Mais il se rassérénait.
Exili lui indiqua la façon de soulever le coussin de satin pour glisser au-dessous les enveloppes compromettantes. Puis le tout fut déposé dans le secrétaire. À peine l'Italien s'était-il retiré que Condé, comme un enfant, reprenait le coffret et l'ouvrait de nouveau.
– Montre, chuchota la femme en tendant le bras vers lui.
Durant l'entretien, elle n'était pas intervenue, se contentant de remettre l'une après l'autre ses bagues à ses doigts. Mais, apparemment, elle n'avait pas perdu un mot des paroles échangées.
Condé se rapprocha du lit et tous deux se penchèrent sur le flacon d'émeraude.
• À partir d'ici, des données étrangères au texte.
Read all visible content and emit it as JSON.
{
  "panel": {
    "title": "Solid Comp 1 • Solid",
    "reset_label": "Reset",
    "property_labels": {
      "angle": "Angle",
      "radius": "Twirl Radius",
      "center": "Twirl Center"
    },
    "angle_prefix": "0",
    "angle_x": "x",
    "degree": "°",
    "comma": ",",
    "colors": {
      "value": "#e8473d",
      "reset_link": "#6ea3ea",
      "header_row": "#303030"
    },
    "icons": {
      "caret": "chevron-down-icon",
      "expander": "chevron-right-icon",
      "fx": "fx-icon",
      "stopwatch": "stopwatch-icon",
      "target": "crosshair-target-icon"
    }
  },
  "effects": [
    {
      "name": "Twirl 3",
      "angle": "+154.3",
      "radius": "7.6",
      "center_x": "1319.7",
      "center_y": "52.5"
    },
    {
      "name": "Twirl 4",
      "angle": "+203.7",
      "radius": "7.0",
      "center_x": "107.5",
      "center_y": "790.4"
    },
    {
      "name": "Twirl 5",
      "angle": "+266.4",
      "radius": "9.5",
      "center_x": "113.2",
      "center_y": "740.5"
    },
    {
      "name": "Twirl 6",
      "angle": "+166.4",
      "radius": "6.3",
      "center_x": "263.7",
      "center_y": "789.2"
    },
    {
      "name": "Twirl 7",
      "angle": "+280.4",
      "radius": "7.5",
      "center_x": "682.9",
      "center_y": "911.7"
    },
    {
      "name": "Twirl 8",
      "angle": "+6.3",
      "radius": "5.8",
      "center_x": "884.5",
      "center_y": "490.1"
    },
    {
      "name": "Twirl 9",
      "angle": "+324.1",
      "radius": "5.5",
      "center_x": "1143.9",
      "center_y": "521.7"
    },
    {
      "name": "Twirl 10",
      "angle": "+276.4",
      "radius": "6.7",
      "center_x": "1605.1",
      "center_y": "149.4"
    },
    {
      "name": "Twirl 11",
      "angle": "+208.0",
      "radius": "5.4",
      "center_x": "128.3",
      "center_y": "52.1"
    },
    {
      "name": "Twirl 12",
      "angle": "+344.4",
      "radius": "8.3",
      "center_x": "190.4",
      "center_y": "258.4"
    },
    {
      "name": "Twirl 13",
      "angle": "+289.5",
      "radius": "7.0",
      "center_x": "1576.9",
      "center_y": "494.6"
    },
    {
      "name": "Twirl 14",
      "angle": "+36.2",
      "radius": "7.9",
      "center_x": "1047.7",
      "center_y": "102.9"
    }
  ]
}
– Crois-tu que ce soit vraiment aussi terrible qu'il le dit ? murmura la duchesse de Beaufort.
– Fouquet assure qu'il n'y a pas de plus habile apothicaire que ce Florentin. Et, de toute façon, nous devons passer par Fouquet. C'est lui qui a eu l'idée de l'intervention espagnole, au Parlement de Paris, en avril dernier. Intervention qui a déplu à tous, mais qui l'a mis en contact avec Sa Majesté Très Catholique. Je ne tiendrai mon armée que par ses soins.
La dame s'était rejetée sur les coussins.
– Ainsi M. Mazarin est mort ! fit-elle lentement.
– C'est tout comme, car voici sa mort que je tiens entre mes mains.
– Ne dit-on pas qu'il arrive parfois à la reine mère de prendre ses repas avec celui qu'elle aime passionnément ?
– On le dit, fit Condé après un moment de silence. Mais je ne partage pas votre projet, ma mie. Et je pense à une autre manœuvre plus habile et plus efficace. Que serait la reine mère sans ses fils ?... L'Espagnole n'aurait plus qu'à se retirer dans un cloître pour les y pleurer...
– Empoisonner le roi ? dit la duchesse en sursautant.
Le prince hennit gaiement. Il revint vers le secrétaire et y déposa le coffret.
– Voilà bien les femmes ! clama-t-il. Le roi ! Vous vous attendrissez parce qu'il s'agit d'un bel enfant, tout agité des troubles de l'adolescence et qui depuis quelque temps, à la cour, vous fait des yeux de chien couchant. Le roi, pour vous, c'est cela. Pour nous, c'est un obstacle dangereux à tous nos projets. Quant à son frère, le petit Monsieur, un gamin dévoyé qui prend déjà plaisir à s'habiller en fillette et à se faire câliner par les hommes, je le vois encore moins bien sur le trône que votre royal puceau. Non, croyez-moi, avec M. d'Orléans, aussi peu austère que son frère Louis XIII l'était trop, nous aurons un roi à notre convenance. Il est riche et de caractère faible. Que nous faut-il de plus ?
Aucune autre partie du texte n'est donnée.